This project is a simple, single-page web application (WebLLMChat.html) that demonstrates how to run a small Large Language Model (LLM) directly within your web browser using the MLC-AI WebLLM project.
Unlike traditional web-based LLM interfaces that rely on a backend server, this application performs the LLM inference entirely on your device, leveraging WebGPU for acceleration. This provides a private, server-less chat experience.
- Runs an LLM entirely in your browser, requiring no backend server.
- Utilizes WebGPU technology for potential hardware acceleration of the LLM.
- Provides a basic chat interface to interact with the model.
- Defaults to a small, compatible model (
Qwen2.5-0.5B-Instruct-q4f32_1-MLC) suitable for wider WebGPU compatibility. - Streams the LLM's response as it is generated.
- Includes loading status and basic error handling.
A GPU would make it faster, but a GPU is not required.
You need a modern web browser that supports WebGPU. Compatible browsers include recent versions of Google Chrome, Microsoft Edge, and potentially Firefox Nightly/Developer builds (which might require enabling flags).
-
Open the
WebLLMChat.htmlfile: Simply open theWebLLMChat.htmlfile directly in your compatible web browser. -
Wait for the model to load. This might take a few moments and involves downloading model weights. The loading status will be displayed.
-
Once the "Model loaded" message appears, the "Send" button will become active. Type your prompt into the input box and press Enter or click "Send".
The application uses the MLC-AI WebLLM library, which is imported directly from a CDN (https://esm.run/@mlc-ai/web-llm). This library provides the necessary code to load pre-quantized LLM models (specifically compiled for WebGPU) and run inference directly in the browser's JavaScript environment.
When the page loads, it initializes the MLCEngine. The engine downloads the model files (if not already cached) and prepares them for execution on your device's GPU via WebGPU. User prompts are sent to this local engine, and the generated response is streamed back and displayed in the chat interface.
When you first open WebLLMChat.html with a specific model selected, the MLC-AI WebLLM library will automatically download the necessary model weight files. This initial download happens over your internet connection and can take some time depending on the model size (even the small default model is several hundred megabytes) and your network speed. The progress is shown in the loading status.
Crucially, this download only happens the first time you load that particular model. MLC-AI WebLLM utilizes your browser's local storage (typically IndexedDB or Cache Storage) to save the downloaded model files. On subsequent visits to the page (in the same browser), the library will load the model files directly from this local cache instead of re-downloading them from the internet. This makes subsequent initialization much faster.

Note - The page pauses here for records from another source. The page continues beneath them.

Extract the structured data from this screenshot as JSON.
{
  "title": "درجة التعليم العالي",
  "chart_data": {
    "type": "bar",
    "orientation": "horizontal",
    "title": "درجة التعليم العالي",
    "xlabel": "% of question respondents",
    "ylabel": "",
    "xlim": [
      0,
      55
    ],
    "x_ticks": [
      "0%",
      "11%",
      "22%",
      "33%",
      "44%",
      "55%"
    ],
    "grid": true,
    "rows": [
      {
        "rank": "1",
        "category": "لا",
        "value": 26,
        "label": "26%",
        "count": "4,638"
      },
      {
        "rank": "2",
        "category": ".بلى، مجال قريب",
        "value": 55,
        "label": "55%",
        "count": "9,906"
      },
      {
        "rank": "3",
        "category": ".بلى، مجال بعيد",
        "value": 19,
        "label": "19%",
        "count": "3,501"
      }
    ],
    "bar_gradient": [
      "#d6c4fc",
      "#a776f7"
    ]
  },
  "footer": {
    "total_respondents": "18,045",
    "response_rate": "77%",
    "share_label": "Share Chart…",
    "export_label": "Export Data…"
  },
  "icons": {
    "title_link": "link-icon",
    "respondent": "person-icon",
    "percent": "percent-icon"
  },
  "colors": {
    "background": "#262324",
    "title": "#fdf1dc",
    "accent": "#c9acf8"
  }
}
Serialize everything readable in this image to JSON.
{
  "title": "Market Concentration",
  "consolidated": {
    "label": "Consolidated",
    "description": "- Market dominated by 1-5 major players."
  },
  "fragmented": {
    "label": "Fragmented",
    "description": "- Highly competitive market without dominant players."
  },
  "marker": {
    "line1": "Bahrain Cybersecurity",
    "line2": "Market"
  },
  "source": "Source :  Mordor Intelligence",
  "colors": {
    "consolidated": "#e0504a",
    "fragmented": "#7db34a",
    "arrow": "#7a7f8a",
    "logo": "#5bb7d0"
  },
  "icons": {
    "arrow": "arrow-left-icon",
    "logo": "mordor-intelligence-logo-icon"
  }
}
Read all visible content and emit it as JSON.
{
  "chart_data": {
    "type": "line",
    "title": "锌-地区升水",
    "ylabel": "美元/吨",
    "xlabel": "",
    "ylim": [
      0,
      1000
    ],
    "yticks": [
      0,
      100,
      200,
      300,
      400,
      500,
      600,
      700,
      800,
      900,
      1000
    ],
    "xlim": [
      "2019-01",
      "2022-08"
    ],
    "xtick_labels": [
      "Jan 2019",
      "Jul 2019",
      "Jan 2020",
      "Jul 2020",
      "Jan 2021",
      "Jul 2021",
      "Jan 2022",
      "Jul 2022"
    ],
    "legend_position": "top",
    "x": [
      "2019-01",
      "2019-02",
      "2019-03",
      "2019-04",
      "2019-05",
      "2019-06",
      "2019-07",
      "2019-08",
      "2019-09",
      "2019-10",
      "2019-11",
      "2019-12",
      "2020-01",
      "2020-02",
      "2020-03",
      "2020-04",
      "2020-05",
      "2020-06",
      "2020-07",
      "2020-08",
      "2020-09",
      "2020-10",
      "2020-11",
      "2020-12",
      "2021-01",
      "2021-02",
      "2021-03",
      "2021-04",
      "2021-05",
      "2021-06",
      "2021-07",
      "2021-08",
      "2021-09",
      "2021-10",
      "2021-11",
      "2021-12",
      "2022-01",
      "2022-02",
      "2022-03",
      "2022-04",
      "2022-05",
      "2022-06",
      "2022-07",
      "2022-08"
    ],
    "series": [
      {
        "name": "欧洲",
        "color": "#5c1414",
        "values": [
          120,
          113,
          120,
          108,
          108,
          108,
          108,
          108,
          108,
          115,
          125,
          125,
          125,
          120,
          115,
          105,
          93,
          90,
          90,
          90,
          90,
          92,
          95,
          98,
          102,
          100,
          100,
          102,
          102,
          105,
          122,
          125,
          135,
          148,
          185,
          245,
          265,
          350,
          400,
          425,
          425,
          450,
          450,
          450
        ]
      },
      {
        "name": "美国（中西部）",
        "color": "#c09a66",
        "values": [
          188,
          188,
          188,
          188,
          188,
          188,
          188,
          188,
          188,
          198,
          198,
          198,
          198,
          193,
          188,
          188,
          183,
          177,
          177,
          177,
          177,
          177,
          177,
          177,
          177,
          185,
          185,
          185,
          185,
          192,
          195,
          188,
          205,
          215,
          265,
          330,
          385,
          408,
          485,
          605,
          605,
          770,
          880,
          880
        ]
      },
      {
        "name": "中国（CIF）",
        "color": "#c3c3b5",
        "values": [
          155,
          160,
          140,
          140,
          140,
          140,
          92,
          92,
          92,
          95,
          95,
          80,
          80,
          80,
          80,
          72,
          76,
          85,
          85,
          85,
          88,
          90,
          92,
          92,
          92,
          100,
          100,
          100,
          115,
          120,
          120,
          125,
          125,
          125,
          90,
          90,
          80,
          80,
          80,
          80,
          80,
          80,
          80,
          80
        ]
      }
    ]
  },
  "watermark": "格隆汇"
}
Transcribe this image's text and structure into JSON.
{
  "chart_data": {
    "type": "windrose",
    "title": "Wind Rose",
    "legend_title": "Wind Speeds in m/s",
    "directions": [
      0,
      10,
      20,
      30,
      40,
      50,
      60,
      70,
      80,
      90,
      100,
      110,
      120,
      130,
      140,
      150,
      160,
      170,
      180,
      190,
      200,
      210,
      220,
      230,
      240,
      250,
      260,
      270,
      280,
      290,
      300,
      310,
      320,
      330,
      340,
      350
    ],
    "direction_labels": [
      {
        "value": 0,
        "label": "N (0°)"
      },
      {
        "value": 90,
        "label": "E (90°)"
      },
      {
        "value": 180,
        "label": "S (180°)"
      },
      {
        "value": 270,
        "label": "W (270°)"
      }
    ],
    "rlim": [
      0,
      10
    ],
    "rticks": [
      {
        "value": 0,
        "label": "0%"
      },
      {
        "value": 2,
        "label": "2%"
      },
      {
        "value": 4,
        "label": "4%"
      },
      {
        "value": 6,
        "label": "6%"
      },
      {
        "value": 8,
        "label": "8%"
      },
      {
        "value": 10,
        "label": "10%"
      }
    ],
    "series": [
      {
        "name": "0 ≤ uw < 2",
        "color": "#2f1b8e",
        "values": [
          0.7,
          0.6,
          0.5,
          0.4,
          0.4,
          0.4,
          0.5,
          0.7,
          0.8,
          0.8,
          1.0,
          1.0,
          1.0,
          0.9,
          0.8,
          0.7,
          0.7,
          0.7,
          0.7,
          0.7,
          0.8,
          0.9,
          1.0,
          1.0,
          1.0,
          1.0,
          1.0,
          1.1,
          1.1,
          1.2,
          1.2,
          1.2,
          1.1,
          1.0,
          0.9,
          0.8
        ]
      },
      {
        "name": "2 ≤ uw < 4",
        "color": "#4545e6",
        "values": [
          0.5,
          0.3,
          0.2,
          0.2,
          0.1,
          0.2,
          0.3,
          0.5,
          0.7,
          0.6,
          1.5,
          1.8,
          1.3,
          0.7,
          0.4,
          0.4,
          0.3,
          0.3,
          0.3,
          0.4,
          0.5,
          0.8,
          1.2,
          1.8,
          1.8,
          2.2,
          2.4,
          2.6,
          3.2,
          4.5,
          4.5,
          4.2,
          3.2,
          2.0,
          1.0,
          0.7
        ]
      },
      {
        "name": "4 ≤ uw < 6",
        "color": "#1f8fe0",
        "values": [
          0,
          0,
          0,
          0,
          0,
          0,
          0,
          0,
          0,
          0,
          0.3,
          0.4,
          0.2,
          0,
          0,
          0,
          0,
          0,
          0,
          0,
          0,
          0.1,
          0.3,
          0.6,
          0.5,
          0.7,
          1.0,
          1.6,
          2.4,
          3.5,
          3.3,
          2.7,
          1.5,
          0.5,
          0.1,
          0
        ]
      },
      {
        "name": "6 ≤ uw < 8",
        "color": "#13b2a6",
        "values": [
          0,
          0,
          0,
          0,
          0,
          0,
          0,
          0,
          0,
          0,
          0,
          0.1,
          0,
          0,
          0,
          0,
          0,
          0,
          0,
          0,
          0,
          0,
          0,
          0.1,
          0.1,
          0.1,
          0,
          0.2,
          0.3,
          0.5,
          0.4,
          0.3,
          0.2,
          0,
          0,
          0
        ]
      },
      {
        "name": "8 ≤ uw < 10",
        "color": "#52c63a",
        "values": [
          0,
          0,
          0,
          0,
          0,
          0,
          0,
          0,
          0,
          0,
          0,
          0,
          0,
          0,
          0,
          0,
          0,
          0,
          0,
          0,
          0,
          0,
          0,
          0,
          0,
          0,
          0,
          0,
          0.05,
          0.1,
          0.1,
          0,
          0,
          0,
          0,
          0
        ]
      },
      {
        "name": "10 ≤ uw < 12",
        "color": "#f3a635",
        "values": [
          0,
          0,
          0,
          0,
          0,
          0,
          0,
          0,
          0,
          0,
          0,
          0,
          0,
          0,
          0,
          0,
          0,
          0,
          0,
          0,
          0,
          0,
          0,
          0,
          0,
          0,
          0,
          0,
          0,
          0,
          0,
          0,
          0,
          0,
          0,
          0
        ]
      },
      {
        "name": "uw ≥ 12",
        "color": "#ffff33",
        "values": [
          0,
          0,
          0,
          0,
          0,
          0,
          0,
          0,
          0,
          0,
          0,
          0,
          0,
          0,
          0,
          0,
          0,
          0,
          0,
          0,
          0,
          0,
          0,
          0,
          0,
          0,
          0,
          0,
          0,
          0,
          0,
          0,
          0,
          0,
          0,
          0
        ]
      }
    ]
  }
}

If you switch to a different model, it will require an initial download for that new model as well, which will then also be cached. Ensure you have sufficient local disk space if you plan to try multiple models, as each cached model will consume storage.
The application provides a dropdown selector with these currently supported models:
| Model ID | Display Name |
|---|---|
Qwen2.5-0.5B-Instruct-q4f32_1-MLC |
Qwen 0.5B |
Llama-3.2-1B-Instruct-q4f32_1-MLC |
Llama 3.2 1B |
Qwen2.5-3B-Instruct-q4f32_1-MLC |
Qwen 2.5 3B |
Llama-3.2-3B-Instruct-q4f32_1-MLC |
Llama 3.2 3B |
Advanced users can add more models by referencing:
- Official Model Config
(Raw JSON list, updated regularly) - Community-Maintained Table
(Human-readable format with performance notes)
To help manage downloaded model files stored in the browser's cache (IndexedDB/CacheStorage), this project includes a standalone utility called WebLLMCacheManager.html.
This tool lists cached models and allows users to delete unwanted entries to free up storage space or troubleshoot issues. It's particularly useful after experimenting with multiple large models.
Usage:
Just open the WebLLMCacheManager.html file in your browser. It will display all cached entries and offer deletion controls.